La construction d'un nouveau circuit "grandeur nature" ne semble pas avoir de chance à l'heure actuelle. Walter Wobmann préfère d'ailleurs parler d'un centre de mobilité. Il semble toutefois peu probable aujourd'hui que l'on puisse trouver des investisseurs pour un tel projet, compte tenu des résistances prévisibles.

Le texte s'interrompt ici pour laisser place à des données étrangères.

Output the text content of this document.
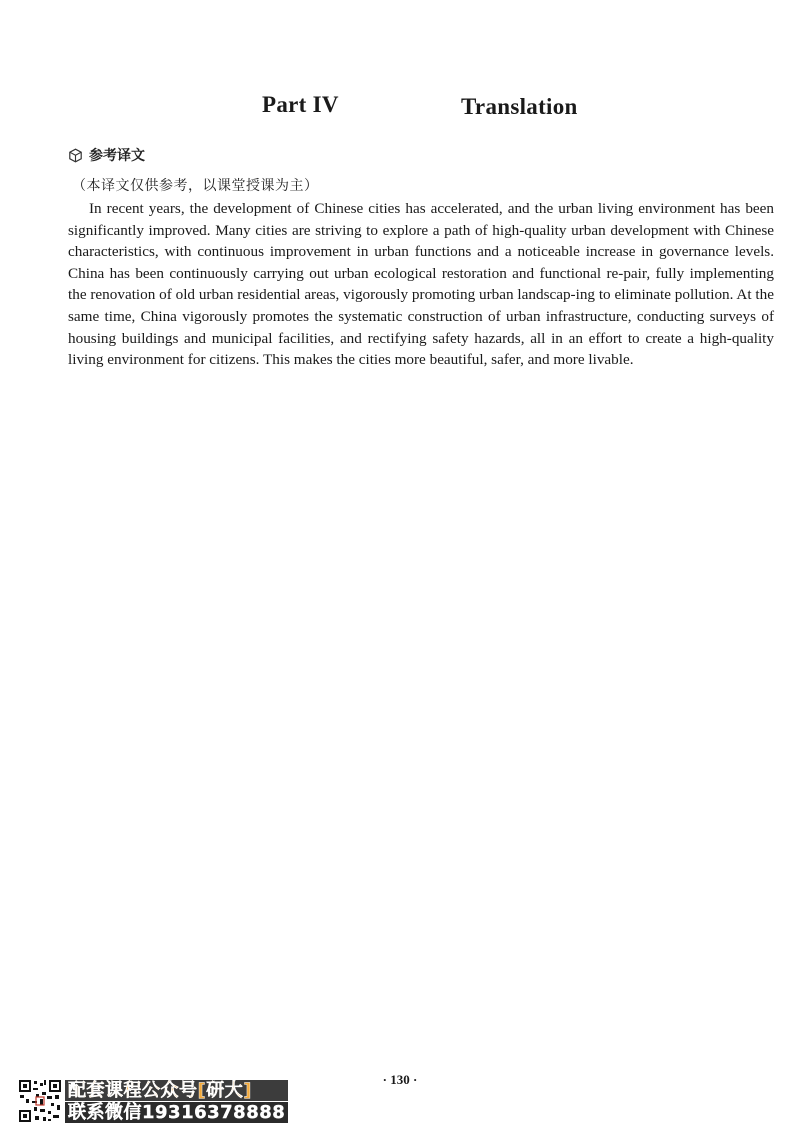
Part IV	Translation
参考译文
（本译文仅供参考，以课堂授课为主）

In recent years, the development of Chinese cities has accelerated, and the urban living environment has been significantly improved. Many cities are striving to explore a path of high-quality urban development with Chinese characteristics, with continuous improvement in urban functions and a noticeable increase in governance levels. China has been continuously carrying out urban ecological restoration and functional re-pair, fully implementing the renovation of old urban residential areas, vigorously promoting urban landscap-ing to eliminate pollution. At the same time, China vigorously promotes the systematic construction of urban infrastructure, conducting surveys of housing buildings and municipal facilities, and rectifying safety hazards, all in an effort to create a high-quality living environment for citizens. This makes the cities more beautiful, safer, and more livable.

· 130 ·
配套课程公众号[研大]
联系微信19316378888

Un peu de courage pourrait peut-être être donné par un projet dans le canton du Jura. Un jeune entrepreneur avait en poche l'autorisation pour son centre de mobilité Safetycar Jura. Il aurait notamment comporté un circuit de 2,7 km. Selon le Tribunal fédéral, ce n'est pas le gouvernement qui aurait dû accorder l'autorisation, mais le parlement cantonal. L'initiateur a ensuite jeté l'éponge. Personne en Suisse n'avait été aussi proche de la réalisation d'un "circuit" avant et après. Walter Wobmann : "Aujourd'hui encore, il y a des gens qui ont des idées et suffisamment de moyens, mais la recherche d'un terrain approprié sera difficile, cela ne fait aucun doute".
Pas encore à sec
Par ailleurs, la levée de l'interdiction des courses en circuit n'est pas encore tout à fait définitive. En effet, dans le cadre de la révision de la LCR susmentionnée, qui comporte tout un ensemble de modifications, il existe actuellement des divergences entre le Conseil national et le Conseil des Etats sur deux points, qui ne pourront probablement être éliminés qu'en septembre. De plus, un référendum est dans l'air, menacé par Road Cross, car cette association s'oppose à tout assouplissement des peines pour les chauffards.